Shiny Side Up wrote: To serve the public interest through the promotion of a safe and secure, efficient
The problem being that in the operations of TCCA "safe and secure" take way more precedence.
So you're saying that you'd rather have a system that caters more to ideals other than safety and security??? Yikes! Safety and security need to be top priority.
Shiny Side Up wrote: Of course the main way to achieve that is the "nobody moves, nobody gets hurt" principle.
I don't think we're anywhere near that in Canada.
Shiny Side Up wrote:From experience I've run into people in TCCA who's clear opinion is that small operators should largely be annihilated, usually by the same reason that "If it works for Air Canada, it can work for you" ignoring some of the obvious problems with that model. One might add that this model does not serve the public interest.
I don't think that there's any argument to be made that an AMO that services small Cessna's, Beech, Piper is going to have the same requirements as an AMO that services 737's, 767's etc... What will be the same (and what I've been advocating for here all along) is that both AMO's will have to comply with regulations requiring them to have a system of maintenance control that provides for a higher measure of safety than one would get with an AME working out of his truck. Both AMO's will have systems that will be scaled to what their capabilities are. This is what serves the larger public interest. When you talk about the current regulatory model not serving the public interest, reading between the lines what I hear is the the current regulatory model does not serve the
operators financial interest, and you equate this with not serving the public interest.

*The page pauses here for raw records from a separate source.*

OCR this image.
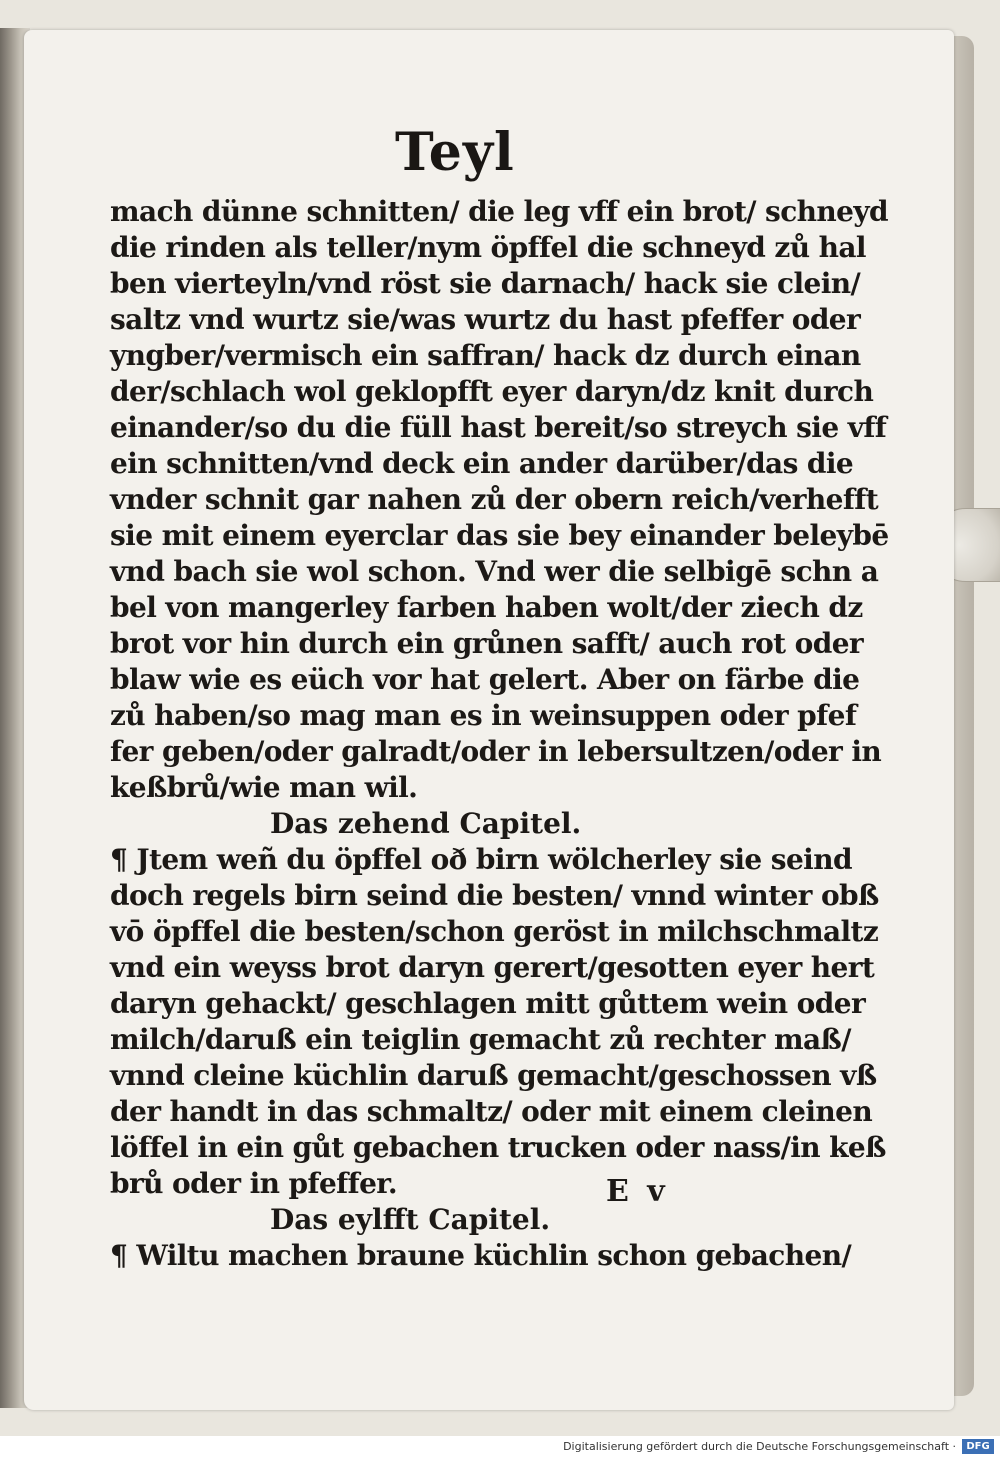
Teyl
mach dünne schnitten/ die leg vff ein brot/ schneyd
die rinden als teller/nym öpffel die schneyd zů hal
ben vierteyln/vnd röst sie darnach/ hack sie clein/
saltz vnd wurtz sie/was wurtz du hast pfeffer oder
yngber/vermisch ein saffran/ hack dz durch einan
der/schlach wol geklopfft eyer daryn/dz knit durch
einander/so du die füll hast bereit/so streych sie vff
ein schnitten/vnd deck ein ander darüber/das die
vnder schnit gar nahen zů der obern reich/verhefft
sie mit einem eyerclar das sie bey einander beleybē
vnd bach sie wol schon. Vnd wer die selbigē schn a
bel von mangerley farben haben wolt/der ziech dz
brot vor hin durch ein grůnen safft/ auch rot oder
blaw wie es eüch vor hat gelert. Aber on färbe die
zů haben/so mag man es in weinsuppen oder pfef
fer geben/oder galradt/oder in lebersultzen/oder in
keßbrů/wie man wil.
Das zehend Capitel.
¶ Jtem weñ du öpffel oð birn wölcherley sie seind
doch regels birn seind die besten/ vnnd winter obß
vō öpffel die besten/schon geröst in milchschmaltz
vnd ein weyss brot daryn gerert/gesotten eyer hert
daryn gehackt/ geschlagen mitt gůttem wein oder
milch/daruß ein teiglin gemacht zů rechter maß/
vnnd cleine küchlin daruß gemacht/geschossen vß
der handt in das schmaltz/ oder mit einem cleinen
löffel in ein gůt gebachen trucken oder nass/in keß
brů oder in pfeffer.
Das eylfft Capitel.
¶ Wiltu machen braune küchlin schon gebachen/
E v
Digitalisierung gefördert durch die Deutsche Forschungsgemeinschaft ·	DFG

photofly wrote:Regardless, your helpful business advice ("Your planning sucks! Plan better!") doesn't help operators who were able to function profitably under previous regulatory regimes but who have been driven out of business by expensive changes imposed on them after many previously successful years. (I believe that's the scenario that kicked off this discussion.)
I see your point on this, but unfortunately times and regulations change in all industries. When they do and if they make your business no longer viable, you as the business owner have to make a change. Sometimes it means going out of business. I'm not saying that this is fair, but it is reality.
photofly wrote:One might hope that one goal of government, overall, was to foster enterprise. Ottawa claims it to be so. It's reasonable therefore to expect all government departments to play their part in achieving that. It's no more acceptable for TC to say "sorry, we don't care about small businesses" than the CRA, or IC. If it's government policy to care then - care they must.
I think that TCCA has shown it's concern for the industry (as pointed out by PilotDAR)by allowing industry committees to give input while making regulations.
photofly wrote:If TCCA has the goal of "serving the public interest" - one way to fail to achieve that goal is to implement regulatory regimes that are so expensive to comply with that the public is left with much reduced choice in the market place. I'd like to see TC work on ways to reduce the regulatory burden from it's present level while maintaining proper safety. It's not acceptable to hear "this is the best it can be." It needs to be improved.
Ok, I'm not an owner or operator, so maybe I don't understand what the excessive regulatory burden is here. I realize that going to an AMO will involve more labour cost than going to an AME. How much more expensive is it? Is this the extent of the "excessive regulatory burden"? Is there more than just costs that are causing issues for operators?